Independents’ Day

The horse race numbers in today’s Washington Post-ABC News poll are far less interesting, it seems to me, than what they say about the real 2008 battleground. The poll suggests that the election will be fought over independent voters–which is a decided contrast from 2004, when Karl Rove had all but declared the swing voter an extinct species, and both sides were battling to bring out their bases.

There are a couple of reasons that this is likely to be true. First, both parties have chosen candidates who defy easy partisan labeling, and who have proven appeal across party lines. Second, the electorate itself slipped its partisan moorings in the 2006 midterms, and has not gone back.

However, independent voters can be a volatile group, and may be hard to pin down, right up until election day. The Obama campaign learned that the hard way in New Hampshire. In an interview a few weeks back, campaign manager David Plouffe told me that the campaign believes the real reason Obama lost in that state was that double-digit lead he was showing in the polls on primary day. Independents saw those numbers, which came on top of Obama’s big win in Iowa, Plouffe says, and decided the Democratic race was over. So they moved en masse to vote in the Republican primary, where they became the crucial ingredient in McCain’s victory.

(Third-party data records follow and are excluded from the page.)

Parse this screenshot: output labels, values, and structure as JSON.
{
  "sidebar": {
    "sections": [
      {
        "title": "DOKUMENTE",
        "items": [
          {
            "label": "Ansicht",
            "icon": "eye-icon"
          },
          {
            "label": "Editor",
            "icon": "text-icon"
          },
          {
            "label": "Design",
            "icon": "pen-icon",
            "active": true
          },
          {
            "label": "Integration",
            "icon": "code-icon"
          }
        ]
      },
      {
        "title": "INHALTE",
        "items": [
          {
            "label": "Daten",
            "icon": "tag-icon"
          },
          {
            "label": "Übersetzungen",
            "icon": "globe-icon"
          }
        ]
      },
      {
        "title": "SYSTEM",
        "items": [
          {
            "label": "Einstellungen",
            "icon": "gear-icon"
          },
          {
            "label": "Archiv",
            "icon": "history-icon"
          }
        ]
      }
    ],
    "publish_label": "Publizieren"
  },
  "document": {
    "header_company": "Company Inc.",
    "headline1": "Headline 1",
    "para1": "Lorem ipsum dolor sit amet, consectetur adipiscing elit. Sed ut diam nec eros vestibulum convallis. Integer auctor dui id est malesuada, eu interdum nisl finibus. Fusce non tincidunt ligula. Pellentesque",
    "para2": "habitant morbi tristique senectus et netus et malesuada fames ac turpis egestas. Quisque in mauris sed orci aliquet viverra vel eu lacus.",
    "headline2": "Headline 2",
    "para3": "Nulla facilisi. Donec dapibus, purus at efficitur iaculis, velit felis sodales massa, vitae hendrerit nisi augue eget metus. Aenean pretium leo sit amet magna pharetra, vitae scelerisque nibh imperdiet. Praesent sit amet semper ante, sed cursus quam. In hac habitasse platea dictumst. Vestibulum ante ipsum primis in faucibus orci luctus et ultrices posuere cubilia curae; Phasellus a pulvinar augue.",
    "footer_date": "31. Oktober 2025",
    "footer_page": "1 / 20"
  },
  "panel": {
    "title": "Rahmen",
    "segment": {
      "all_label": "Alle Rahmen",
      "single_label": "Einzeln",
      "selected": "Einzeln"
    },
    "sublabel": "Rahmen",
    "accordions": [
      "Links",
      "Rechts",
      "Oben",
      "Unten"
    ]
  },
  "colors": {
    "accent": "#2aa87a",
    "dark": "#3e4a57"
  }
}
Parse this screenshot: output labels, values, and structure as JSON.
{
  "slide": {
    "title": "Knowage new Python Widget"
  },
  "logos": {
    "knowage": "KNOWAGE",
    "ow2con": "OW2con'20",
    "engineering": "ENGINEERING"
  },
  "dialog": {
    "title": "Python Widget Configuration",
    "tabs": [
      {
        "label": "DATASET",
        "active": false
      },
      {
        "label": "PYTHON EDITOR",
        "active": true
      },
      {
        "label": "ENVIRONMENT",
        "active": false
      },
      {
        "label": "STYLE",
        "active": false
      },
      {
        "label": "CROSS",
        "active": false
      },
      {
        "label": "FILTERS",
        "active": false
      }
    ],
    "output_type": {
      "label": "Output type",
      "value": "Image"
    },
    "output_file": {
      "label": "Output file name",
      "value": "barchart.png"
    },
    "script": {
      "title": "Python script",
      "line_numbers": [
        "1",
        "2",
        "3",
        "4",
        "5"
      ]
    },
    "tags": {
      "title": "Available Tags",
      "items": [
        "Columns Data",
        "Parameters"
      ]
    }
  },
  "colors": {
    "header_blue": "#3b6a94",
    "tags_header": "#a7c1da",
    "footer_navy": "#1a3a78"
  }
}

In November, of course, the dynamics are going to be entirely different. But that does suggest that independents are likely to make up their minds much later, and be far more influenced by events and dynamics they see in the days leading up to the election. Which means we are in for a lot of ups and downs in this race.

UPDATE: Here are my notes from that Plouffe interview, which provide a bit more detail of the post-game analysis of that surprising Clinton victory in New Hampshire:

In retrospect, he argued, the Obama campaign would have been “better served” without the huge bounce they got in the New Hampshire polls after Iowa. While four percentage points or thereabouts would have been helpful, “the big poll leads we had were very harmful,” Plouffe said. “There’s no doubt we shed independents to McCain, because they thought our contest was over. … We were very unhappy about those polls.” He added that Clinton’s big moment on Monday before the primaries–when she teared up and showed a more human side–also helped her a lot. But by the Obama campaign’s analysis, the voters who came into the Clinton fold in that last day were not entirely new converts to her campaign. Instead, they were voters who had been early supporters, but whose allegiances had been shaken.